Crawl a URL and use Claude to answer a question from its content.
"""
# Step 1: Fetch clean content from the web
scrape_result = firecrawl.scrape_url(url, formats=["markdown"])
content = scrape_result.get("markdown", "")
if not content:
return "Unable to retrieve content from this URL."
# Step 2: Use Claude to answer based on the crawled content
response = claude.messages.create(
model="claude-sonnet-4-6",
max_tokens=1024,
messages=[
{
"role": "user",
"content": f"""Based on the following web content, please answer the question.
Content:
{content[:8000]}
Question: {question}"""
}
]
)
return response.content[0].text
# Example usage
answer = research_topic(
url="https://docs.python.org/3/library/asyncio-task.html",
question="What is the difference between asyncio.create_task() and asyncio.ensure_future()?"
)
print(answer)
Building a Simple RAG Indexer
Need to store data for repeated queries? Here’s the skeleton of a minimal indexer:
import os
from firecrawl import FirecrawlApp
from typing import List, Dict
firecrawl = FirecrawlApp(api_key=os.environ["FIRECRAWL_API_KEY"])
class SimpleRAGIndexer:
def __init__(self):
self.documents: List[Dict] = []
def index_website(self, base_url: str, max_pages: int = 20):
"""Crawl and index an entire website."""
print(f"Crawling {base_url}...")
result = firecrawl.crawl_url(
base_url,
limit=max_pages,
scrape_options={"formats": ["markdown"]}
)
for page in result.get("data", []):
if page.get("markdown"):
self.documents.append({
"url": page["metadata"]["sourceURL"],
"content": page["markdown"],
"title": page["metadata"].get("title", "")
})
print(f"Indexed {len(self.documents)} pages.")
return self.documents
def search(self, query: str, top_k: int = 3) -> List[Dict]:
"""Simple keyword search — use a vector DB in production."""
query_lower = query.lower()
results = [
{**doc, "score": doc["content"].lower().count(query_lower)}
for doc in self.documents
if doc["content"].lower().count(query_lower) > 0
]
return sorted(results, key=lambda x: x["score"], reverse=True)[:top_k]
# Usage
indexer = SimpleRAGIndexer()
indexer.index_website("https://docs.python.org/3/library/", max_pages=30)
relevant_docs = indexer.search("async await coroutine")
for doc in relevant_docs:
print(f"URL: {doc['url']} | Score: {doc['score']}")
Practical Notes from Real-World Use
I’ve been using it in production for about 3 months.
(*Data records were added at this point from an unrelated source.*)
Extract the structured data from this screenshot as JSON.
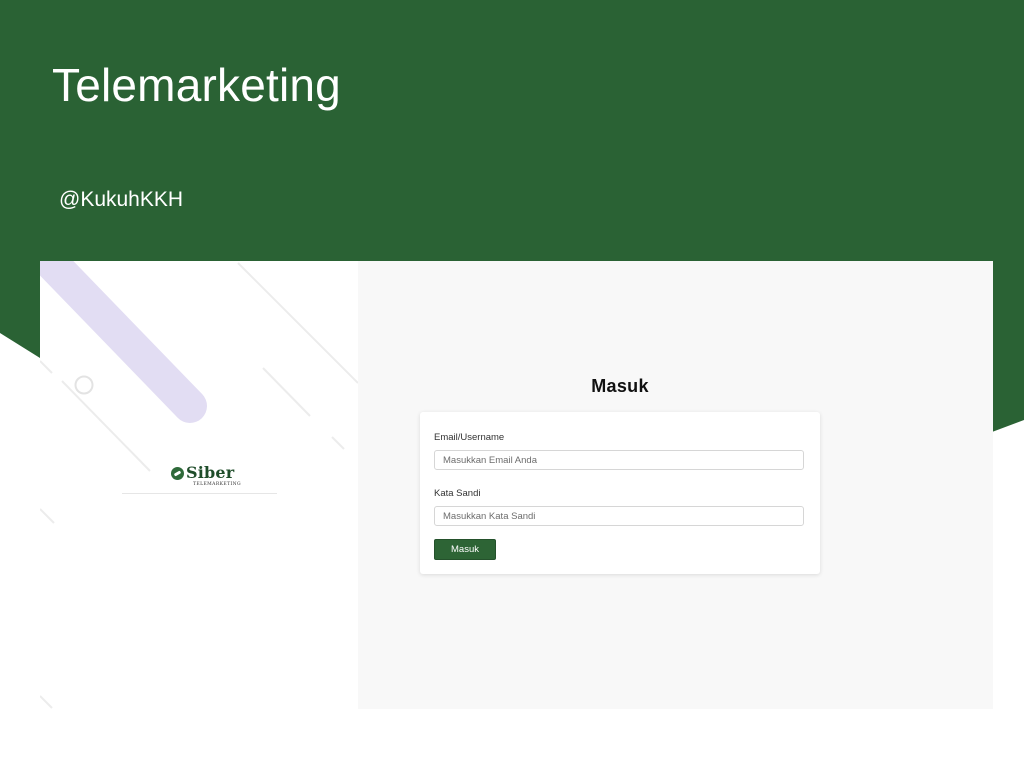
{
  "slide": {
    "title": "Telemarketing",
    "handle": "@KukuhKKH",
    "background_color": "#2a6234"
  },
  "logo": {
    "brand": "Siber",
    "tagline": "TELEMARKETING",
    "icon": "siber-logo-icon"
  },
  "login": {
    "title": "Masuk",
    "email_label": "Email/Username",
    "email_placeholder": "Masukkan Email Anda",
    "email_value": "",
    "password_label": "Kata Sandi",
    "password_placeholder": "Masukkan Kata Sandi",
    "password_value": "",
    "submit_label": "Masuk",
    "button_color": "#2d6435"
  }
}
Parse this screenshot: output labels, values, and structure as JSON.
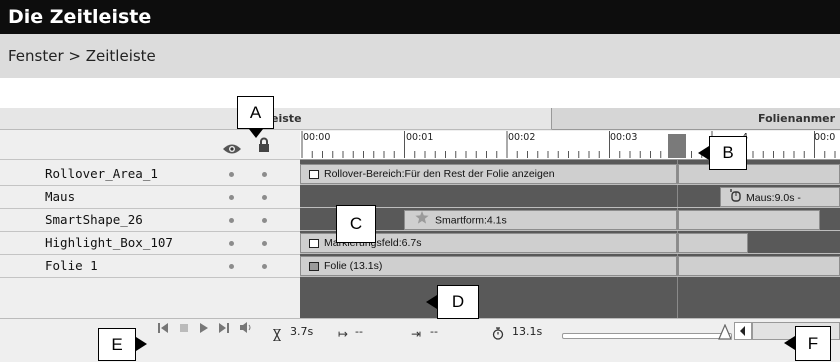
{
  "header": {
    "title": "Die Zeitleiste",
    "path": "Fenster > Zeitleiste"
  },
  "tabs": {
    "timeline": "tleiste",
    "notes": "Folienanmer"
  },
  "ruler": {
    "labels": [
      "00:00",
      "00:01",
      "00:02",
      "00:03",
      "4",
      "00:0"
    ]
  },
  "layers": [
    {
      "name": "Rollover_Area_1",
      "object_label": "Rollover-Bereich:Für den Rest der Folie anzeigen"
    },
    {
      "name": "Maus",
      "object_label": "Maus:9.0s -"
    },
    {
      "name": "SmartShape_26",
      "object_label": "Smartform:4.1s"
    },
    {
      "name": "Highlight_Box_107",
      "object_label": "Markierungsfeld:6.7s"
    },
    {
      "name": "Folie 1",
      "object_label": "Folie (13.1s)"
    }
  ],
  "status": {
    "duration": "3.7s",
    "start": "--",
    "end": "--",
    "total": "13.1s"
  },
  "callouts": {
    "a": "A",
    "b": "B",
    "c": "C",
    "d": "D",
    "e": "E",
    "f": "F"
  },
  "icons": [
    "eye-icon",
    "lock-icon",
    "rewind-icon",
    "stop-icon",
    "play-icon",
    "forward-icon",
    "speaker-icon",
    "hourglass-icon",
    "start-time-icon",
    "end-time-icon",
    "timer-icon",
    "mouse-icon",
    "star-icon"
  ]
}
Overall it works well — but there are a few things worth knowing upfront:
- Rate limits: Firecrawl’s free tier has a monthly request limit. Estimate your needs before choosing a plan — don’t get cut off mid-crawl on production data.
- Self-hosted option: Firecrawl is open-source (
mendableai/firecrawlon GitHub). Deploy it on your own VPS if you need data privacy or want long-term cost control. - Cache your results: Crawling the same URL repeatedly burns through your quota. Cache with a sensible TTL — 24 hours for documentation, 1 hour for news feeds.
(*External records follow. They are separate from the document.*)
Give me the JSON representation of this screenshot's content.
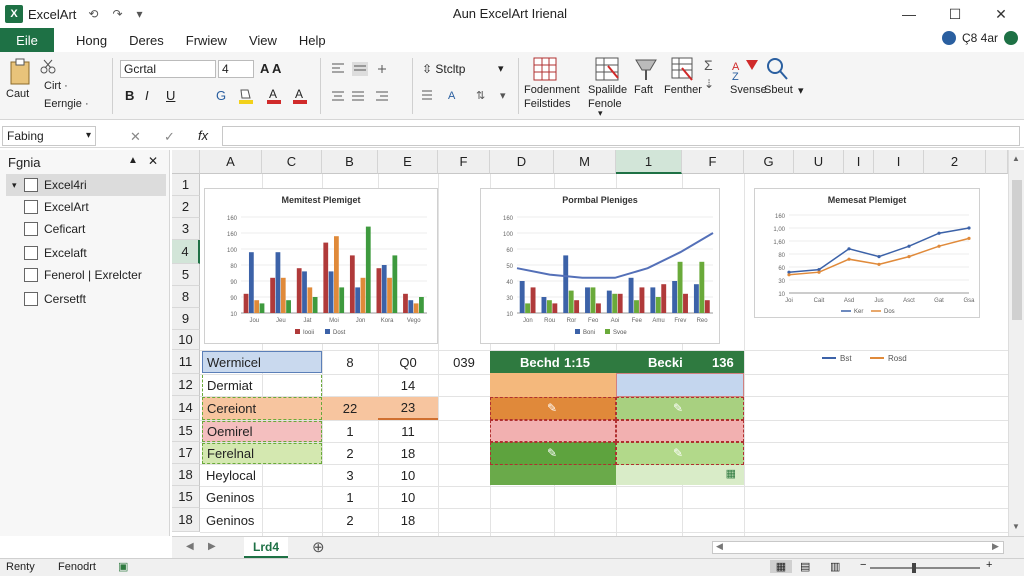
{
  "app": {
    "name": "ExcelArt",
    "doc_title": "Aun ExcelArt Irienal",
    "logo_letter": "X"
  },
  "qat": [
    "⟲",
    "↷",
    "▾"
  ],
  "window_controls": [
    "—",
    "☐",
    "✕"
  ],
  "menu": {
    "file": "Eile",
    "items": [
      "Hong",
      "Deres",
      "Frwiew",
      "View",
      "Help"
    ],
    "right_text": "Ç8 4ar"
  },
  "ribbon": {
    "clipboard": {
      "cut": "Caut",
      "copy": "Cirt ·",
      "format": "Eerngie ·"
    },
    "font_name": "Gcrtal",
    "font_size": "4",
    "styles_label": "Stcltp",
    "groups": [
      {
        "label1": "Fodenment",
        "label2": "Feilstides",
        "color": "#b03030"
      },
      {
        "label1": "Spalilde",
        "label2": "Fenole",
        "color": "#b03030"
      },
      {
        "label1": "Faft",
        "label2": "",
        "color": "#444"
      },
      {
        "label1": "Fenther",
        "label2": "",
        "color": "#444"
      },
      {
        "label1": "Svense",
        "label2": "",
        "color": "#b03030"
      },
      {
        "label1": "Sbeut",
        "label2": "",
        "color": "#2a5fa0"
      }
    ]
  },
  "formula": {
    "name_box": "Fabing",
    "fx": "fx"
  },
  "navpane": {
    "header": "Fgnia",
    "items": [
      "Excel4ri",
      "ExcelArt",
      "Ceficart",
      "Excelaft",
      "Fenerol | Exrelcter",
      "Cersetft"
    ]
  },
  "grid": {
    "columns": [
      "A",
      "C",
      "B",
      "E",
      "F",
      "D",
      "M",
      "1",
      "F",
      "G",
      "U",
      "I",
      "I",
      "2"
    ],
    "rows": [
      "1",
      "2",
      "3",
      "4",
      "5",
      "8",
      "9",
      "10",
      "11",
      "12",
      "14",
      "15",
      "17",
      "18",
      "15",
      "18"
    ],
    "cells": {
      "r11": [
        "Wermicel",
        "8",
        "Q0",
        "039"
      ],
      "r12": [
        "Dermiat",
        "",
        "14"
      ],
      "r14": [
        "Cereiont",
        "22",
        "23"
      ],
      "r15": [
        "Oemirel",
        "1",
        "11"
      ],
      "r17": [
        "Ferelnal",
        "2",
        "18"
      ],
      "r18": [
        "Heylocal",
        "3",
        "10"
      ],
      "r15b": [
        "Geninos",
        "1",
        "10"
      ],
      "r18b": [
        "Geninos",
        "2",
        "18"
      ]
    },
    "table_header": [
      "Bechd",
      "1:15",
      "Becki",
      "136"
    ]
  },
  "charts": [
    {
      "title": "Memitest Plemiget",
      "type": "bar",
      "y_ticks": [
        "160",
        "160",
        "100",
        "80",
        "90",
        "90",
        "10"
      ],
      "categories": [
        "Jou",
        "Jeu",
        "Jat",
        "Moi",
        "Jon",
        "Kora",
        "Vego"
      ],
      "series": [
        {
          "color": "#b03a3a",
          "values": [
            30,
            55,
            70,
            110,
            90,
            70,
            30
          ]
        },
        {
          "color": "#3c62a8",
          "values": [
            95,
            95,
            65,
            65,
            40,
            75,
            20
          ]
        },
        {
          "color": "#e08a3a",
          "values": [
            20,
            55,
            40,
            120,
            55,
            55,
            15
          ]
        },
        {
          "color": "#3e9a3e",
          "values": [
            15,
            20,
            25,
            40,
            135,
            90,
            25
          ]
        }
      ],
      "legend": [
        "Iooii",
        "Dost"
      ]
    },
    {
      "title": "Pormbal Pleniges",
      "type": "combo",
      "y_ticks": [
        "160",
        "100",
        "60",
        "50",
        "40",
        "30",
        "10"
      ],
      "line_values": [
        70,
        60,
        55,
        55,
        70,
        95,
        125
      ],
      "categories": [
        "Jon",
        "Rou",
        "Ror",
        "Feo",
        "Aoi",
        "Fee",
        "Amu",
        "Frev",
        "Reo"
      ],
      "bars": [
        {
          "color": "#3c62a8",
          "values": [
            50,
            25,
            90,
            40,
            35,
            55,
            40,
            50,
            45
          ]
        },
        {
          "color": "#6aaa3a",
          "values": [
            15,
            20,
            35,
            40,
            30,
            20,
            25,
            80,
            80
          ]
        },
        {
          "color": "#b03a3a",
          "values": [
            40,
            15,
            20,
            15,
            30,
            40,
            45,
            30,
            20
          ]
        }
      ],
      "legend": [
        "Boni",
        "Svoe"
      ]
    },
    {
      "title": "Memesat Plemiget",
      "type": "line",
      "y_ticks": [
        "160",
        "1,00",
        "1,60",
        "80",
        "60",
        "30",
        "10"
      ],
      "categories": [
        "Joi",
        "Cait",
        "Asd",
        "Jus",
        "Asct",
        "Gat",
        "Gsa"
      ],
      "series": [
        {
          "color": "#3c62a8",
          "values": [
            40,
            45,
            85,
            70,
            90,
            115,
            125
          ]
        },
        {
          "color": "#e08a3a",
          "values": [
            35,
            40,
            65,
            55,
            70,
            90,
            105
          ]
        }
      ],
      "legend": [
        "Ker",
        "Dos"
      ]
    }
  ],
  "chart3_legend2": [
    "Bst",
    "Rosd"
  ],
  "sheet": {
    "tab": "Lrd4",
    "add": "⊕"
  },
  "status": {
    "left": "Renty",
    "mid": "Fenodrt",
    "zoom_icons": [
      "▦",
      "▤",
      "▥"
    ]
  }
}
- robots.txt: Firecrawl respects robots.txt by default. Overriding it requires explicit configuration — and always check whether you’re actually authorized to crawl that site.
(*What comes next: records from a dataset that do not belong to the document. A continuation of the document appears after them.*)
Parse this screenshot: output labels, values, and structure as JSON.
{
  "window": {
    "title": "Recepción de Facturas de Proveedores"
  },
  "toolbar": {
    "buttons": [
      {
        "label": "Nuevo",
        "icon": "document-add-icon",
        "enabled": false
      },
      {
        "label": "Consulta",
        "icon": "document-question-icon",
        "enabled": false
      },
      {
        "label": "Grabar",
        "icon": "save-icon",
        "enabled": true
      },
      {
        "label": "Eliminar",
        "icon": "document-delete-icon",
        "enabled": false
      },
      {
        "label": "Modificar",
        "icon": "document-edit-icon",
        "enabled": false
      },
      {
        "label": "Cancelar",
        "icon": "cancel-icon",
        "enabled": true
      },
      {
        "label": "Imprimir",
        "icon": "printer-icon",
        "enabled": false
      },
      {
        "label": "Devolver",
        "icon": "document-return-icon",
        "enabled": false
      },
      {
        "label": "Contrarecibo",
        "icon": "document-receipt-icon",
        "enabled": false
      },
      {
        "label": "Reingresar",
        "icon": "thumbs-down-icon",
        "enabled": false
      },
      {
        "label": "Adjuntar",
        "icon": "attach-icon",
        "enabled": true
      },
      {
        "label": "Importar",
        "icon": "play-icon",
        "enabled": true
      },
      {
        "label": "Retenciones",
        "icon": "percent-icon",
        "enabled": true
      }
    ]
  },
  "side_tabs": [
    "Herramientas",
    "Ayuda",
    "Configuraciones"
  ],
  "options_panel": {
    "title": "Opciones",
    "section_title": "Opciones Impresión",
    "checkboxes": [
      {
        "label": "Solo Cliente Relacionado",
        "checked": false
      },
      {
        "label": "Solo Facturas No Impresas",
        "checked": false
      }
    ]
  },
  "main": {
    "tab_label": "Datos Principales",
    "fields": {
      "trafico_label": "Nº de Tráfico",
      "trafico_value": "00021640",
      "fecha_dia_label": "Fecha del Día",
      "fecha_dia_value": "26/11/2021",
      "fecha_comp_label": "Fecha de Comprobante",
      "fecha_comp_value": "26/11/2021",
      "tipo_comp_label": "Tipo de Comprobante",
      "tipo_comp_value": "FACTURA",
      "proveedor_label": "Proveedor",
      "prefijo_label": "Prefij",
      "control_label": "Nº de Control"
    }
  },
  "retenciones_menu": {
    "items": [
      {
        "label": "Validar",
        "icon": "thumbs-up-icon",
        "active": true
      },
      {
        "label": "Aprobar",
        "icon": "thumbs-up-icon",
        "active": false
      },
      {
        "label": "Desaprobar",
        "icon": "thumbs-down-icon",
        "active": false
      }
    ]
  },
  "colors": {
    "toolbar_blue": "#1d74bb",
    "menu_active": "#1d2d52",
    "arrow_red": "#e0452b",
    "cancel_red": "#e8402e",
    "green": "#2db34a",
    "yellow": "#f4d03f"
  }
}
Quick Comparison of Solutions
Tool | JS Render | Clean Output | Easy to Use | Cost
-----------------|-----------|--------------|-------------|------------------
BeautifulSoup | ❌ | ❌ | ✅ | Free
Selenium | ✅ | ❌ | ❌ | Free (slow)
Playwright | ✅ | ❌ | Medium | Free (needs infra)
Firecrawl API | ✅ | ✅ | ✅ | Paid / Self-host
Firecrawl (self) | ✅ | ✅ | Medium | Infra only
For AI pipelines that need clean, consistent data, Firecrawl solves the problem without writing another 500 lines of edge-case handling code. Not because it’s “the best” on every metric — BeautifulSoup is still perfectly fine for static sites. My RAG pipeline now crawls around 200–300 pages per day, with an error rate under 2%, and most importantly — no more late-night scraper debugging sessions.